Before arriving in South Vietnam, the USAFSS had an opportunity to test this contingency plan during the Laotian crisis of early 1961. It did not work out very well.
The AFSS had been asked to support JTF-116. However, the JTF liaison lacked an understanding of SIGINT and did not grasp the operational requirements for immediate movement of the operational vans; only the transport of the AFSSO communications van was approved.” Specifications for the airlift of the entire CCU had been underestimated. The alert had gone out to AFSS personnel over the Pacific rim, who then found themselves in the limbo of hurry up and wait” as alerts went on and off as the situation in Laos fluctuated.
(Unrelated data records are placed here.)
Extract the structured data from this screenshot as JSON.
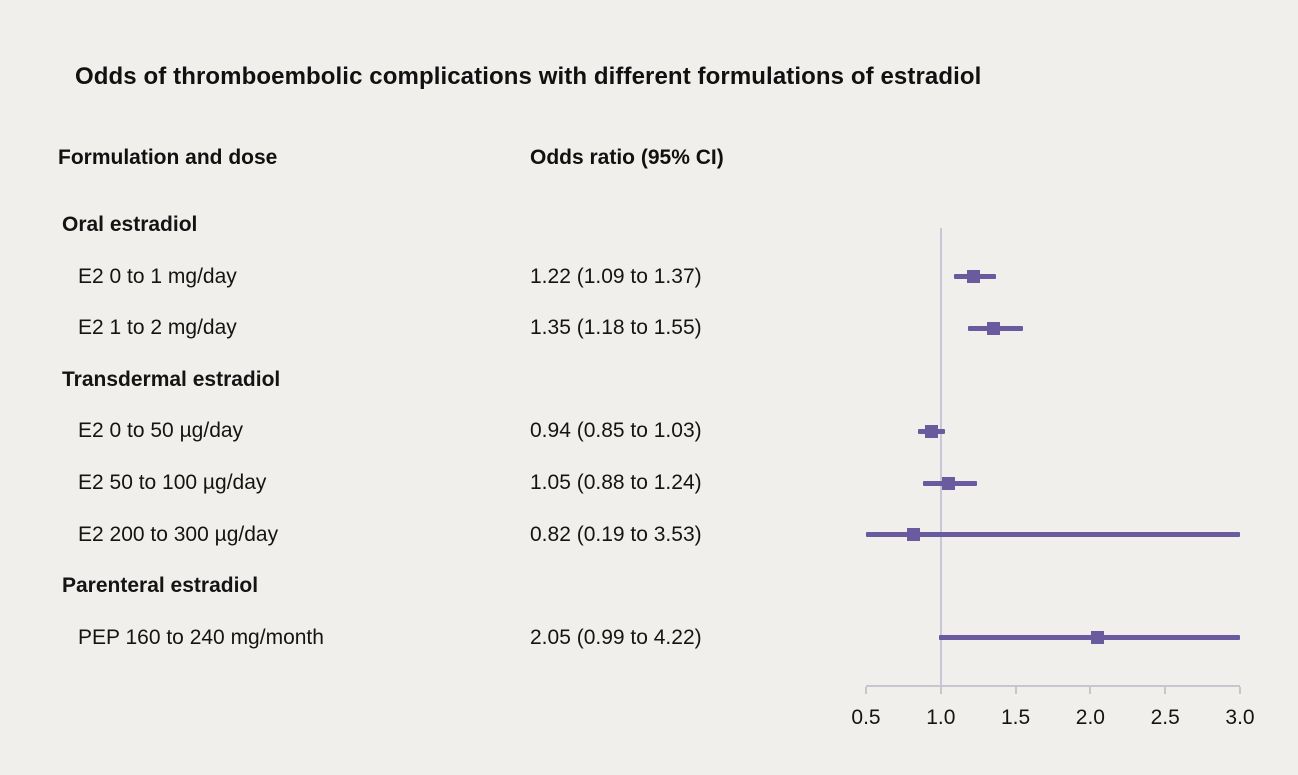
{
  "title": "Odds of thromboembolic complications with different formulations of estradiol",
  "columns": {
    "formulation": "Formulation and dose",
    "odds_ratio": "Odds ratio (95% CI)"
  },
  "colors": {
    "accent": "#6a5a9e",
    "reference_line": "#c8c6d8",
    "axis": "#c6c6cf",
    "background": "#f0efec",
    "text": "#141414"
  },
  "chart_data": {
    "type": "forest",
    "title": "Odds of thromboembolic complications with different formulations of estradiol",
    "xlim": [
      0.5,
      3.0
    ],
    "x_ticks": [
      0.5,
      1.0,
      1.5,
      2.0,
      2.5,
      3.0
    ],
    "x_tick_labels": [
      "0.5",
      "1.0",
      "1.5",
      "2.0",
      "2.5",
      "3.0"
    ],
    "reference_line": 1.0,
    "grid": false,
    "rows": [
      {
        "kind": "group",
        "label": "Oral estradiol"
      },
      {
        "kind": "item",
        "label": "E2 0 to 1 mg/day",
        "or_text": "1.22 (1.09 to 1.37)",
        "est": 1.22,
        "lo": 1.09,
        "hi": 1.37
      },
      {
        "kind": "item",
        "label": "E2 1 to 2 mg/day",
        "or_text": "1.35 (1.18 to 1.55)",
        "est": 1.35,
        "lo": 1.18,
        "hi": 1.55
      },
      {
        "kind": "group",
        "label": "Transdermal estradiol"
      },
      {
        "kind": "item",
        "label": "E2 0 to 50 µg/day",
        "or_text": "0.94 (0.85 to 1.03)",
        "est": 0.94,
        "lo": 0.85,
        "hi": 1.03
      },
      {
        "kind": "item",
        "label": "E2 50 to 100 µg/day",
        "or_text": "1.05 (0.88 to 1.24)",
        "est": 1.05,
        "lo": 0.88,
        "hi": 1.24
      },
      {
        "kind": "item",
        "label": "E2 200 to 300 µg/day",
        "or_text": "0.82 (0.19 to 3.53)",
        "est": 0.82,
        "lo": 0.19,
        "hi": 3.53
      },
      {
        "kind": "group",
        "label": "Parenteral estradiol"
      },
      {
        "kind": "item",
        "label": "PEP 160 to 240 mg/month",
        "or_text": "2.05 (0.99 to 4.22)",
        "est": 2.05,
        "lo": 0.99,
        "hi": 4.22
      }
    ]
  }
}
Among other problems, the long flight time needed to arrive at an orbit suitable to intercept the airlift communications cut down on actual mission time, while poor atmospherics often hampered VHF hearability. The handful of available aircrews took a pounding from the extended missions aloft and in a short time were exhausted. The air force was to learn, as it did later with the Hilo Hattie program in South Vietnam, that ACRP mission plans needed to be written with actual conditions in mind. [ — ]
On 20 December 1961, PACAF Advised [ — ] that it was sending a 350-man team to man to establish a Tactical Air Control System (TACS) under Project Barn Door to Vietnam. (Barn Door was an USAF project to upgrade the forward air control system (FAC) in South Vietnam.) This contingent included the CCU, which would be limited to fifty men. The following day, the wing advised PACAF that it would deploy one intercept van, one cryptanalytic van, one analysis van, one high frequency direction finding (HFDF) station, and a set of support vans and vehicles. At the same time. [ — ] advised PACAF that it was sending a communications van to Tan Son Nhut Air Base to support the AFSSO serving the USAF’s 2nd Advanced Squadron (ADVON). The wing also sent along additional intercept and analysis vans to Tan Son Nhiit in case there was an expansion of the mission. In large measure, the air force’s deployment matched the contingency plan it had written up the year earlier.
The mission for the CCU was to provide VHF intercept coverage of communist air forces operating in the area of western DRV and eastern Laos – where most of the communist air supply flights operated – and to alert the 2d ADVON [ — ] deploy to the region. In this, the CCU was heavily dependent on the USAFSS site in the Philippines for tip-offs to incipient communist flight activity.